Albarino observed Herstal, the other man standing undisturbed in place, his brow furrowed, but that was all; he was a little too calm for someone who had been caught up in a subject of this degree.

"'Courted' is a rather heavy word," Olga mused, her eyes darting between the plants on the table and the pomegranate seeds. "Although the present before our eyes is also exquisite – may the dead rest in peace, of course – overall I feel that if things had risen to the level of 'love' for the Sunday Gardener, he would have made the scene a little more extravagant. "

Herstal said dryly, "... I'm sorry?"

"Meaning he'd probably kill every judge who ruled against you, stack a giant pile of bones on your desk for you, and plant cornflowers and larkspurs as blue as your eyes between their ribs," Albarino grinned, the words flowing unhesitantly from between his lips as if he had been thinking about it for a long time.

"Just stop it, that's disgusting." Bates groaned.

Olga said with an unchanging expression, "We're talking about love."

"Okay, so you don't think it's courtship. That's such a relief to me." Herstal concluded in that sarcastic tone. He just couldn't learn how to speak nicely.

Olga shook her head seriously.

"Not to discourage you, but I don't think things are as good as you think," she said in a low voice, slowly pulling her own hair. "It's a metaphor based on Greek mythology; we know that in the myth Hades forcibly stole the daughter of Demeter, the goddess of agriculture, and forced the other to become his queen.

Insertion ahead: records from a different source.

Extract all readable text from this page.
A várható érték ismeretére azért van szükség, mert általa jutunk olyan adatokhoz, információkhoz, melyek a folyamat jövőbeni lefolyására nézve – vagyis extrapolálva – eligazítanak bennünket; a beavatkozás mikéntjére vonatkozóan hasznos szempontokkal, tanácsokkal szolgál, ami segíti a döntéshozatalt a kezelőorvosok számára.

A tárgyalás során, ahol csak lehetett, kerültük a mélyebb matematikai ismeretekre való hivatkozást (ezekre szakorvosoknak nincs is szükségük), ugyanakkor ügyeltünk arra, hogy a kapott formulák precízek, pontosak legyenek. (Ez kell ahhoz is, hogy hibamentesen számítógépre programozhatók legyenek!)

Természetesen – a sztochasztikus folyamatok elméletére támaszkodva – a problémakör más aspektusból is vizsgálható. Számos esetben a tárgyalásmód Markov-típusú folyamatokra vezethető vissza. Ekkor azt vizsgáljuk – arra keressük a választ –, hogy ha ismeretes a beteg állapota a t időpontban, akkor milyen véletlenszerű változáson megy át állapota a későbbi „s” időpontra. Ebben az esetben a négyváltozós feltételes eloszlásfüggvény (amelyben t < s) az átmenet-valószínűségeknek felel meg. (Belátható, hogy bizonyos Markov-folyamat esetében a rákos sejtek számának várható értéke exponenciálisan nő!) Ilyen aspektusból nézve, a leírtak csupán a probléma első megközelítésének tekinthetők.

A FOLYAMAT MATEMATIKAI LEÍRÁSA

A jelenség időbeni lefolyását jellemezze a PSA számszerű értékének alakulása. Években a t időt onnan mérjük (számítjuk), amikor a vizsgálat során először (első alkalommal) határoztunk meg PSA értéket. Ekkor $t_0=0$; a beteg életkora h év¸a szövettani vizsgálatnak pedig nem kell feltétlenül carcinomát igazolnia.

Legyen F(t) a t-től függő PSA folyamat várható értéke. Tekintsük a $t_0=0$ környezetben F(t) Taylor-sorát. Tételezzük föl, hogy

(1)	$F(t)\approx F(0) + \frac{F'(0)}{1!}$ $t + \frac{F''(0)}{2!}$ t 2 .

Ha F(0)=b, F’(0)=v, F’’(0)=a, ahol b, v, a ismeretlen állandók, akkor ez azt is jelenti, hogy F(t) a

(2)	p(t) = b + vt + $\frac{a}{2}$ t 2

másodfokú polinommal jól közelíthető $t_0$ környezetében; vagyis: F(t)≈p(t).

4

Rather, I think the analogy the Sunday Gardener used was... quite disrespectful, but that's probably where his real intentions lie."

Herstal grunted coldly, as if he had understood something. Albarino lowered his eyes to the pomegranate seeds that had fallen onto the table, suppressing the smile at the corners of his mouth.

"This isn't love; he didn't give you roses. If we didn't know why the Sunday Gardener contacted you specifically when Thomas Norman died, we can probably see some indications of that now: he's harassing you."

Olga ended the bizarre conversation with this:

"Herstal, consider yourself patted on the ass by the Sunday Gardener."

...

Author's Notes

1. Dacquoise: a type of meringue with chopped nuts added, similar to that of macarone.

2. the Rape of Proserpina by Bernini: (T/N: Proserpina is the Roman name of Persephone)

"The harmonious daily life mini theater for psycho serial killers"

Al: If I fell in love with you, I would kill every single judge who ruled against your cases and use them to stack up a pile of bones on your office desk. Then, I would plant cornflowers and larkspurs as blue as your eyes between their ribs – this is the confession from the Sunday Gardener.

Herstal: Are you that kind of bird who would decorate their nest colorfully with flowers and plants during mating season?